Our work has contributed to the global amphibian conservation effort on a number of fronts. Work during Dr. Richards-Zawacki’s PhD helped to understand the natural history of three little-known, yet critically endangered species that were being maintained in captivity due to the destruction of their habitat (the Kihansi Spray Toad, Nectophrynoides asperginis; Arch et al. 2011) or the arrival of Bd (Panamanian golden frogs, Atelopus varius and A. zeteki; Zippel et al. 2006, Richards & Knowles 2007). Our more recent work has included the development of techniques to improve the health and reproductive success of captive amphibians (Dugas et al. 2013), including methods for treating Bd infections in captive animals. Our heat treatment (Chatfield and Richards-Zawacki 2011) and low-dose itraconazole treatment (Brannelly et al. 2012) protocols have been adopted by zoos, aquariums, and amphibian rescue facilities, where they have helped to reduce mortality rates among amphibians being treated for Bd (which often, unfortunately, includes animals of critical conservation importance).

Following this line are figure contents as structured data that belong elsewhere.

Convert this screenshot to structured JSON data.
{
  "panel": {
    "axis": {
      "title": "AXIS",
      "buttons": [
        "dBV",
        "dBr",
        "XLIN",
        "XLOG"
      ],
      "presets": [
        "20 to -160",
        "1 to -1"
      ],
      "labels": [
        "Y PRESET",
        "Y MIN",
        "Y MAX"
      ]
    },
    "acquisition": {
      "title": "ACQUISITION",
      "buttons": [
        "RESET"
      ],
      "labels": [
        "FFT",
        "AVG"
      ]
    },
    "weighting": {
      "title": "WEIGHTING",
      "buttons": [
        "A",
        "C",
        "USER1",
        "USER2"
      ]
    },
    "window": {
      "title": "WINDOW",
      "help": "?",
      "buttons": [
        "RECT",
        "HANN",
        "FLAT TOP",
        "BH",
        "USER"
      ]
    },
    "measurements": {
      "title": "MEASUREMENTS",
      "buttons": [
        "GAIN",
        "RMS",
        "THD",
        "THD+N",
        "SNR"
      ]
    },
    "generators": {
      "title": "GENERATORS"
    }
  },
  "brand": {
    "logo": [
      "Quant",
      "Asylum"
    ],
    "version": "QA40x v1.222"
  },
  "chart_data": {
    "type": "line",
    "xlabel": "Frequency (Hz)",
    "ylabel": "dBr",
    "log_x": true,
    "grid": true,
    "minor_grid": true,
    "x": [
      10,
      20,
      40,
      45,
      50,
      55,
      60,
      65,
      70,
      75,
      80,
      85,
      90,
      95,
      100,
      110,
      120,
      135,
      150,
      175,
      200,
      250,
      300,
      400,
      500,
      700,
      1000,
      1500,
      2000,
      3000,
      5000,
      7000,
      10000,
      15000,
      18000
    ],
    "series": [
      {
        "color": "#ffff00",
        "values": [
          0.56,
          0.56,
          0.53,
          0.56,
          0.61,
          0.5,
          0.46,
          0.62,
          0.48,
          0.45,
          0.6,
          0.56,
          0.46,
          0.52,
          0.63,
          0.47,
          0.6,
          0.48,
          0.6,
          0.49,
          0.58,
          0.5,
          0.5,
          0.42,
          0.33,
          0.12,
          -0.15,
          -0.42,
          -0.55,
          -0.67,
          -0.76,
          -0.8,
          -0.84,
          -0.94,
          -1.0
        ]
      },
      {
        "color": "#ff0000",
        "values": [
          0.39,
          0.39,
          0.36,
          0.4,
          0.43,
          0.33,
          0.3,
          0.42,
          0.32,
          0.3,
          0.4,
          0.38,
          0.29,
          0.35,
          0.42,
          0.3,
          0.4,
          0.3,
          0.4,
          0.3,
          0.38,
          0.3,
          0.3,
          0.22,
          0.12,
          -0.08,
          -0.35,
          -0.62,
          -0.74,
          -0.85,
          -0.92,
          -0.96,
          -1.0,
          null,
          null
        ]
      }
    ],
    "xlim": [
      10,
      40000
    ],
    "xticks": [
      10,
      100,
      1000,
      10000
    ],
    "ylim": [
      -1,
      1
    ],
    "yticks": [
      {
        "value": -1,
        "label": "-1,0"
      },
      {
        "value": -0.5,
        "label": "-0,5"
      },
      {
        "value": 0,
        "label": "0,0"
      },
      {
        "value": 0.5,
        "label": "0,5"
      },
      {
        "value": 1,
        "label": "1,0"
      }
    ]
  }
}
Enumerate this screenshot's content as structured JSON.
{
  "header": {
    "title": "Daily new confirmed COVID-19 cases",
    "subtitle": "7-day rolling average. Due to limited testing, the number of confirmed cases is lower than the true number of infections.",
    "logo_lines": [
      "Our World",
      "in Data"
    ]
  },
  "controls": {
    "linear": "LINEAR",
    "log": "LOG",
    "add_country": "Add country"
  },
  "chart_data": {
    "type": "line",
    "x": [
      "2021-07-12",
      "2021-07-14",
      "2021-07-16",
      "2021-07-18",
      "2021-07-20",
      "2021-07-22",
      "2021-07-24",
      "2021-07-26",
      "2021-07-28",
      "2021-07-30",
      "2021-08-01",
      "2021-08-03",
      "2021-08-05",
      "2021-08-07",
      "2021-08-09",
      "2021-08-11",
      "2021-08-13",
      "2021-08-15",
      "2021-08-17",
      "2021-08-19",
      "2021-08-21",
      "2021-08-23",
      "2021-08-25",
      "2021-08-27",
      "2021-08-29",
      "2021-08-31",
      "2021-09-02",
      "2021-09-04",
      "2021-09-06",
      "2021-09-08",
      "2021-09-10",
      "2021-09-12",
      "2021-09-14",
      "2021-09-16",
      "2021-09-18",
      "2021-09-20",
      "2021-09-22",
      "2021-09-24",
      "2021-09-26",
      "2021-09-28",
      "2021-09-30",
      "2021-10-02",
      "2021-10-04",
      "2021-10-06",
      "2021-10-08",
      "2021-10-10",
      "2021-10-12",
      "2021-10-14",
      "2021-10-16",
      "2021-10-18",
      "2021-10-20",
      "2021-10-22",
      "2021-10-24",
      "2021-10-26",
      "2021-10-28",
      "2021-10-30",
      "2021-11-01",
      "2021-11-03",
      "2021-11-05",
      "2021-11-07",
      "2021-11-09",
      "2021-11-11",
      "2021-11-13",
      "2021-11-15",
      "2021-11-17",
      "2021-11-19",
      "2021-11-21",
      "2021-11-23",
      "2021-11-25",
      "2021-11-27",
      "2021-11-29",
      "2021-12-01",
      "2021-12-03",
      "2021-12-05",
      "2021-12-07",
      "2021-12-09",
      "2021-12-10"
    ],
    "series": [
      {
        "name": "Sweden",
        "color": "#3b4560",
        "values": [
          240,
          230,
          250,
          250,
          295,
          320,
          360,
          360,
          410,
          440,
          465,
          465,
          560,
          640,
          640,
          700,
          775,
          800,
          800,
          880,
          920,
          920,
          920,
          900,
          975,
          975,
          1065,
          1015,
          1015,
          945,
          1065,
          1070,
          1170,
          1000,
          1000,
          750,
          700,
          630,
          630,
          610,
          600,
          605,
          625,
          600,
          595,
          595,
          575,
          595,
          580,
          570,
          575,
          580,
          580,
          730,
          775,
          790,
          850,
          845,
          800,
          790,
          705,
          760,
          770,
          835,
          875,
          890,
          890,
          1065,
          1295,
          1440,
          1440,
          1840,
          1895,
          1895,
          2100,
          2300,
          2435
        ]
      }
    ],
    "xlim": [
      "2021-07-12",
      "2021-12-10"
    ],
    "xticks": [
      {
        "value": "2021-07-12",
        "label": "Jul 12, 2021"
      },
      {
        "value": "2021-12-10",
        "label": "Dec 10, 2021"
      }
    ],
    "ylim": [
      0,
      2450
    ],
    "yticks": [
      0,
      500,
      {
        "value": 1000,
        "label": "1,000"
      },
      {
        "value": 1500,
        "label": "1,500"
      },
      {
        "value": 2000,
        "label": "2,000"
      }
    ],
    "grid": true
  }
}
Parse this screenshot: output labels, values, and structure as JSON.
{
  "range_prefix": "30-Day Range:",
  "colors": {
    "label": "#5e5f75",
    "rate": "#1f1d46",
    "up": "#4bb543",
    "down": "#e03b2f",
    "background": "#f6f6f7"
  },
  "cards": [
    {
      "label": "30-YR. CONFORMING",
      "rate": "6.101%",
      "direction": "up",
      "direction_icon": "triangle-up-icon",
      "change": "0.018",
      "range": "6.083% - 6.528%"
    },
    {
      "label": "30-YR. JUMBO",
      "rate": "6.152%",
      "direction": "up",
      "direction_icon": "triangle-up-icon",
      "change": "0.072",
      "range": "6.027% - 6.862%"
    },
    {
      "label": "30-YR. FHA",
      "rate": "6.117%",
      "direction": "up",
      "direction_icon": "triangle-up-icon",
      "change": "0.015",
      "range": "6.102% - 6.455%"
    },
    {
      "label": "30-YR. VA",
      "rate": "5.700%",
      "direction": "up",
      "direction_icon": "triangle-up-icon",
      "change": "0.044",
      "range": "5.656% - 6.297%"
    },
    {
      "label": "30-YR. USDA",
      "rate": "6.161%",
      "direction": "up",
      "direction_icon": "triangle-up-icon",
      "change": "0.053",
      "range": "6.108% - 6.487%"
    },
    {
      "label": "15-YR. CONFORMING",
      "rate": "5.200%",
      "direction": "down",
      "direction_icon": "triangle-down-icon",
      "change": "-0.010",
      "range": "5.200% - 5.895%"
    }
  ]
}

Work in our lab has also begun to address issues related to the reintroduction of captive animals to the wild. For example, the skin of amphibians is host to a diverse bacterial community and some of these microbes are symbiotic, playing an important role in host health, and specifically, defense against Bd. We characterized the skin microbiomes of wild and F1 captive A. zeteki, a species that may be extinct in the wild but that is being maintained in captivity. We found that the offspring of wild frogs, which were born in, and had been raised in captivity for eight years, still shared 70% of their microbial community with wild frogs (Becker et al. 2014). This is promising, as it suggests that microbial symbiotic relationships, some of which are important to the ecology of wild animals, can be maintained and passed from generation to generation during captive management.